Cooling infrastructure is having to adapt quickly
With higher power draw comes higher heat output. Traditional air-cooling systems - based on hot aisle / cold aisle containment and raised floor distribution - are being stretched to their limits in high-density environments.
Facilities are now starting to incorporate liquid cooling to integrate air systems, particularly in AI training halls or retrofitted areas. Direct-to-chip cooling, where fluid runs directly to the heat-generating component, is currently leading adoption. It offers improved efficiency and allows for denser hardware installation without a proportional increase in footprint.
Immersion cooling is also being trialled in edge scenarios and research settings, though it brings operational complexity that many commercial sites are still working through.
Operators are learning that cooling for AI is no longer about broad thermal management control. It's now a question of pinpoint accuracy - keeping small zones thermally stable under volatile load, while optimising overall energy use to stay within carbon footprint targets.

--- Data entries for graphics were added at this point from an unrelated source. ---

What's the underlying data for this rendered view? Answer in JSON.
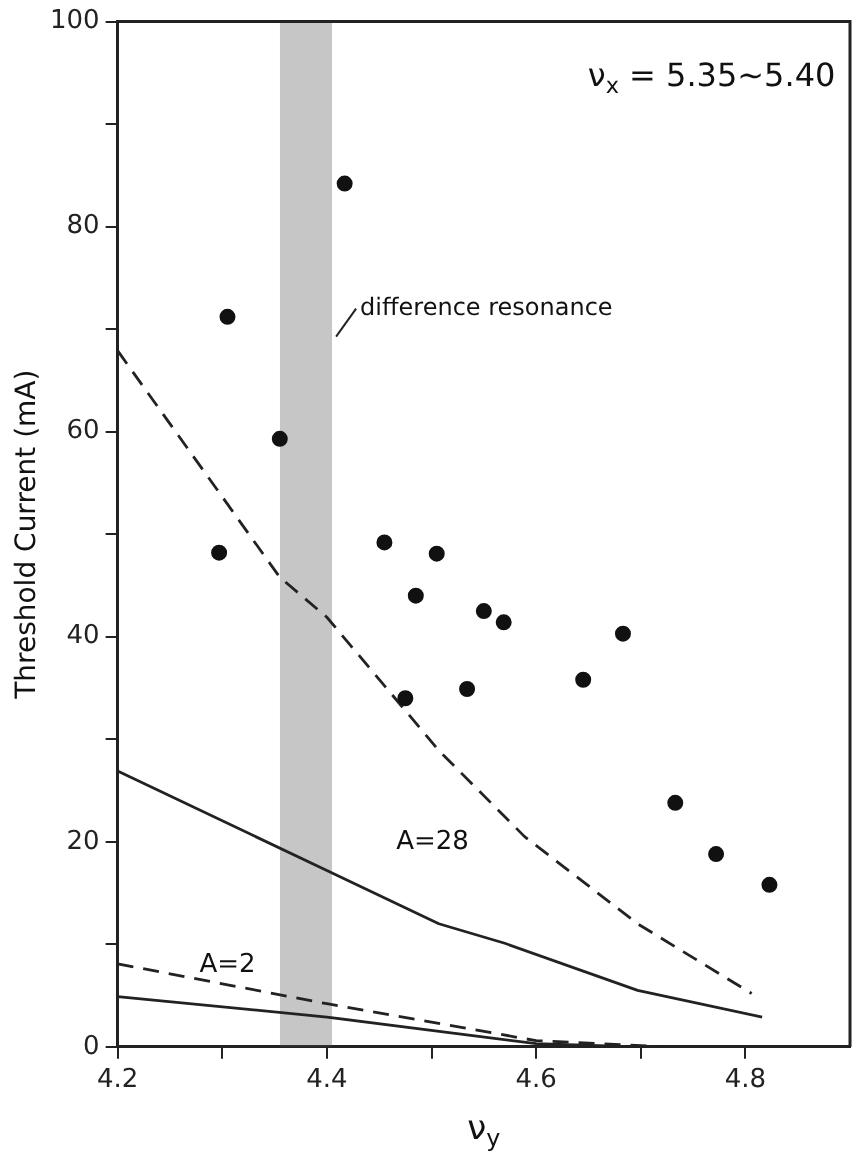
{
  "chart_data": {
    "type": "scatter",
    "xlabel": "ν$_{y}$",
    "ylabel": "Threshold Current (mA)",
    "xlim": [
      4.2,
      4.9
    ],
    "xticks": [
      4.2,
      {
        "value": 4.3,
        "label": null
      },
      4.4,
      {
        "value": 4.5,
        "label": null
      },
      4.6,
      {
        "value": 4.7,
        "label": null
      },
      4.8
    ],
    "ylim": [
      0,
      100
    ],
    "yticks": [
      0,
      {
        "value": 10,
        "label": null
      },
      20,
      {
        "value": 30,
        "label": null
      },
      40,
      {
        "value": 50,
        "label": null
      },
      60,
      {
        "value": 70,
        "label": null
      },
      80,
      {
        "value": 90,
        "label": null
      },
      100
    ],
    "grid": false,
    "legend": false,
    "bands": [
      {
        "axis": "x",
        "from": 4.355,
        "to": 4.405,
        "label": "difference resonance",
        "color": "#555555"
      }
    ],
    "annotations": [
      "ν$_{x}$ = 5.35~5.40",
      "A=28",
      "A=2"
    ],
    "series": [
      {
        "color": "#111111",
        "marker": "circle",
        "x": [
          4.305,
          4.417,
          4.355,
          4.297,
          4.455,
          4.505,
          4.485,
          4.55,
          4.569,
          4.683,
          4.475,
          4.534,
          4.645,
          4.733,
          4.772,
          4.823
        ],
        "values": [
          71.2,
          84.2,
          59.3,
          48.2,
          49.2,
          48.1,
          44.0,
          42.5,
          41.4,
          40.3,
          34.0,
          34.9,
          35.8,
          23.8,
          18.8,
          15.8
        ]
      },
      {
        "type": "line",
        "color": "#222222",
        "marker": "none",
        "line_style": "dashed",
        "x": [
          4.2,
          4.355,
          4.4,
          4.475,
          4.507,
          4.589,
          4.697,
          4.806
        ],
        "values": [
          67.9,
          45.8,
          41.9,
          32.8,
          28.9,
          20.5,
          12.0,
          5.2
        ]
      },
      {
        "type": "line",
        "color": "#222222",
        "marker": "none",
        "line_style": "solid",
        "x": [
          4.2,
          4.4,
          4.507,
          4.57,
          4.697,
          4.816
        ],
        "values": [
          26.9,
          17.2,
          12.0,
          10.1,
          5.5,
          2.9
        ]
      },
      {
        "type": "line",
        "color": "#222222",
        "marker": "none",
        "line_style": "dashed",
        "x": [
          4.2,
          4.4,
          4.6,
          4.723
        ],
        "values": [
          8.1,
          4.2,
          0.6,
          0
        ]
      },
      {
        "type": "line",
        "color": "#222222",
        "marker": "none",
        "line_style": "solid",
        "x": [
          4.2,
          4.4,
          4.6,
          4.697
        ],
        "values": [
          4.9,
          2.9,
          0.3,
          0
        ]
      }
    ]
  }
}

Scaling up is about more than space
When businesses talk about scaling AI infrastructure, they often mean adding more racks, more servers, more capacity. But physical space is rarely the limiting factor. Power availability, cooling headroom, and grid connectivity are much more likely to dictate the pace of expansion.
In many UK regions, new grid connections can take years to secure. This is delaying new builds, but it's also affecting how quickly existing sites can scale. Even in large facilities, operators are phasing deployments based on available power rather than floor plan capacity.
Some are mitigating this by deploying modular power systems, on-site generation, or battery energy storage systems (BESS). Others are zoning their facilities so AI-specific infrastructure is concentrated in areas that have been reinforced for high density and thermal load.
The lesson here is clear: scale isn't about how much hardware you can fit into a room. It's about how effectively your infrastructure can support the performance envelope of next-generation workloads.
Commissioning is no longer routine
With these changes, commissioning becomes much more than a sign-off stage. It's a critical opportunity to understand how systems behave under real conditions, especially when dealing with AI load profiles that are unlike anything in traditional enterprise IT.
Operators are now simulating burst loads, validating failover across cooling and power systems, and assessing interoperability between legacy and new infrastructure. Digital twin models and thermal simulations are also being used to predict hotspots and airflow behaviour before equipment goes in.
Commissioning teams are increasingly multidisciplinary - bringing together mechanical, electrical and IT specialists for complete end-to-end performance. The most successful teams aren't just validating specs; they're uncovering weaknesses before workloads ever go live.
Preparing for what's next
AI isn't a passing trend, and the infrastructure being built now will need to support not just current-generation workloads, but whatever comes next. That's prompting a shift away from fixed-capacity design towards modular, scalable systems that can evolve.
Some operators are designing dedicated AI zones within existing data halls. Others are standing up new facilities optimised for high density from day one. In both cases, success depends on close coordination between cooling, power and compute - ideally with visibility across all three.